Fifteen minutes before dismissal at Bismarck-Henning Junior High School quickly became the longest minutes of Josie Siddens’ life.
Siddens, the nurse for the school district, was returning to her office March 25 when a student came running up, telling her 12-year-old Ashton Norwell was screaming in the gymnasium.
Norwell was being led to Siddens’ office because he felt sick when he began to cry out in pain. But by the time Siddens — who was only seconds from the gymnasium — arrived, the boy was unresponsive and not breathing.
From there, Siddens went into action, moving the boy to the gym floor with the help of a gym teacher while Principal Rusty Campbell called 911. Another gym teacher stepped into the hallway to retrieve an automated external defibrillator hanging on the wall.
“I was looking at (the scene) saying ‘This is not happening here,’” said Siddens, a part-time emergency room nurse at Provena United Samaritans Medical Center. “From there it was just gut reaction.”
Siddens said she used the defibrillator immediately and then began CPR. She repeated the process, but was getting no response from Ashton, who had turned blue.
“I was scared the entire time, but from the second shock on I was saying ‘C’mon, buddy.
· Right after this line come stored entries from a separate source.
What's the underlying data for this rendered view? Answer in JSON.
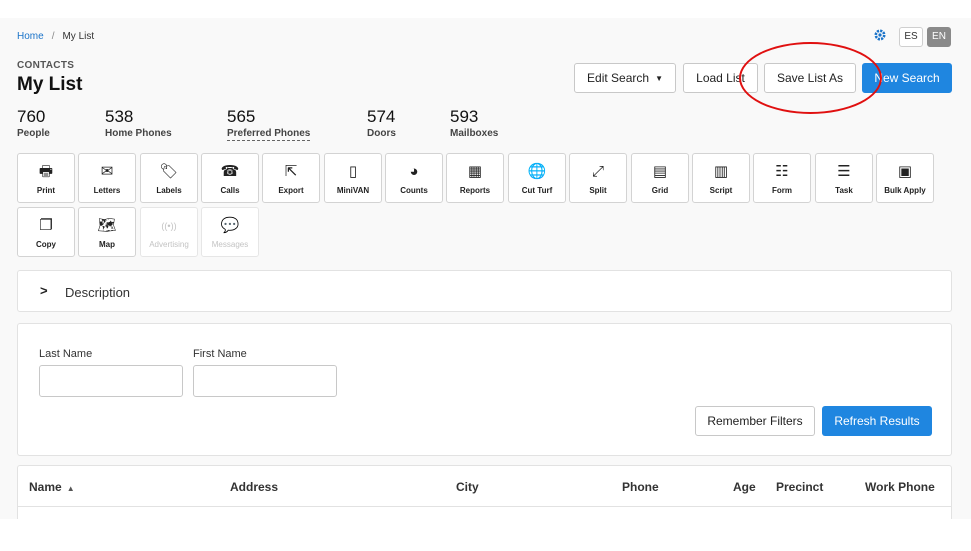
{
  "breadcrumb": {
    "home": "Home",
    "sep": "/",
    "current": "My List"
  },
  "lang": {
    "es": "ES",
    "en": "EN"
  },
  "header": {
    "section": "CONTACTS",
    "title": "My List"
  },
  "actions": {
    "edit_search": "Edit Search",
    "load_list": "Load List",
    "save_list_as": "Save List As",
    "new_search": "New Search"
  },
  "stats": [
    {
      "value": "760",
      "label": "People"
    },
    {
      "value": "538",
      "label": "Home Phones"
    },
    {
      "value": "565",
      "label": "Preferred Phones"
    },
    {
      "value": "574",
      "label": "Doors"
    },
    {
      "value": "593",
      "label": "Mailboxes"
    }
  ],
  "tools": [
    {
      "label": "Print",
      "icon": "printer-icon",
      "glyph": "🖶"
    },
    {
      "label": "Letters",
      "icon": "envelope-icon",
      "glyph": "✉"
    },
    {
      "label": "Labels",
      "icon": "tags-icon",
      "glyph": "🏷"
    },
    {
      "label": "Calls",
      "icon": "phone-icon",
      "glyph": "☎"
    },
    {
      "label": "Export",
      "icon": "export-icon",
      "glyph": "⇱"
    },
    {
      "label": "MiniVAN",
      "icon": "mobile-icon",
      "glyph": "▯"
    },
    {
      "label": "Counts",
      "icon": "pie-chart-icon",
      "glyph": "◕"
    },
    {
      "label": "Reports",
      "icon": "calculator-icon",
      "glyph": "▦"
    },
    {
      "label": "Cut Turf",
      "icon": "globe-icon",
      "glyph": "🌐"
    },
    {
      "label": "Split",
      "icon": "expand-icon",
      "glyph": "⤢"
    },
    {
      "label": "Grid",
      "icon": "grid-icon",
      "glyph": "▤"
    },
    {
      "label": "Script",
      "icon": "script-icon",
      "glyph": "▥"
    },
    {
      "label": "Form",
      "icon": "form-icon",
      "glyph": "☷"
    },
    {
      "label": "Task",
      "icon": "task-list-icon",
      "glyph": "☰"
    },
    {
      "label": "Bulk Apply",
      "icon": "bulk-apply-icon",
      "glyph": "▣"
    },
    {
      "label": "Copy",
      "icon": "copy-icon",
      "glyph": "❐"
    },
    {
      "label": "Map",
      "icon": "map-icon",
      "glyph": "🗺"
    },
    {
      "label": "Advertising",
      "icon": "broadcast-icon",
      "glyph": "((•))",
      "disabled": true
    },
    {
      "label": "Messages",
      "icon": "chat-icon",
      "glyph": "💬",
      "disabled": true
    }
  ],
  "description": {
    "label": "Description"
  },
  "filters": {
    "last_name_label": "Last Name",
    "first_name_label": "First Name",
    "last_name_value": "",
    "first_name_value": "",
    "remember": "Remember Filters",
    "refresh": "Refresh Results"
  },
  "table": {
    "columns": [
      "Name",
      "Address",
      "City",
      "Phone",
      "Age",
      "Precinct",
      "Work Phone"
    ]
  },
  "colors": {
    "accent": "#1f86e0",
    "annotation": "#e01010"
  }
}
C’mon, Ashton,’” Siddens recounted.
Suddenly, following the third shock from the defibrillator, Ashton drew a quick gasp of air.
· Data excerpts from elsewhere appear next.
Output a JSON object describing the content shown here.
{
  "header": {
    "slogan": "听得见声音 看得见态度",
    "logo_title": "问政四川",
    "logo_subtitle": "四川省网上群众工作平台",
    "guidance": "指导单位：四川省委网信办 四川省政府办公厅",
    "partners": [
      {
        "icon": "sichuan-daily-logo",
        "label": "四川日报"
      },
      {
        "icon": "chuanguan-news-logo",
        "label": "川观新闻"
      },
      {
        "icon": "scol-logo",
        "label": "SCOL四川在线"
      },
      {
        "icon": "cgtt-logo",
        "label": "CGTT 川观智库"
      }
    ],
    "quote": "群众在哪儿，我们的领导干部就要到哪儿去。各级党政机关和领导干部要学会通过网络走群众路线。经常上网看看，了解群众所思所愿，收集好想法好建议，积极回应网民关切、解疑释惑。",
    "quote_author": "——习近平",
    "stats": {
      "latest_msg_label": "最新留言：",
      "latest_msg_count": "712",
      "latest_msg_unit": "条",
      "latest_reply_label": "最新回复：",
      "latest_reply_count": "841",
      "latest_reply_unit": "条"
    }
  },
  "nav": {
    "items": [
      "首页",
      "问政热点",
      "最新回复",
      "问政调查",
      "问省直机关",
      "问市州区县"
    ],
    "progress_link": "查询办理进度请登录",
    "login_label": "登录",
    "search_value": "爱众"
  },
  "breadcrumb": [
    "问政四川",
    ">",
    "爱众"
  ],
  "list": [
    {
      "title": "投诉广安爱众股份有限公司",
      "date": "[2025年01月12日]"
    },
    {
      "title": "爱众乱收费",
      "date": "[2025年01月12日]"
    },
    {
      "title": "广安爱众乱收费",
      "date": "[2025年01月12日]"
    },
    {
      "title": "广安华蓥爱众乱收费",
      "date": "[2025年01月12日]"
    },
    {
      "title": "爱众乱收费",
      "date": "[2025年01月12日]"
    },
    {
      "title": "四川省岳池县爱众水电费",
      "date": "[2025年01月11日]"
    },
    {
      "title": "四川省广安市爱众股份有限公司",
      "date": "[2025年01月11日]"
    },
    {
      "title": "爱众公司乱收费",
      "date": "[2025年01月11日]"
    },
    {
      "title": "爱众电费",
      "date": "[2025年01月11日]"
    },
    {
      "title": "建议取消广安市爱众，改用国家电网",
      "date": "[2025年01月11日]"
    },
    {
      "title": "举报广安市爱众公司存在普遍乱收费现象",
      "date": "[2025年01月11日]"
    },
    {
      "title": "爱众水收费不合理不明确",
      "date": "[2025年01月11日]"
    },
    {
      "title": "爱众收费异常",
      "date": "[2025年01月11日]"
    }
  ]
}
Oxygen provided by Bismarck Community Ambulance helped bring him around and by the time Medix Ambulance personnel arrived, the lifeless boy was cracking jokes at his school nurse.
“There’s never been a better sound in my life than hearing him talk to me,” she said. “It was just fantastic.”
It may have only been a few minutes, but the scene was emotionally draining for Siddens.
“I’m fine during the emergency, I can handle myself well during the emergency,” she said. “But immediately after the emergency, not so well. Lots of people held me up after that.”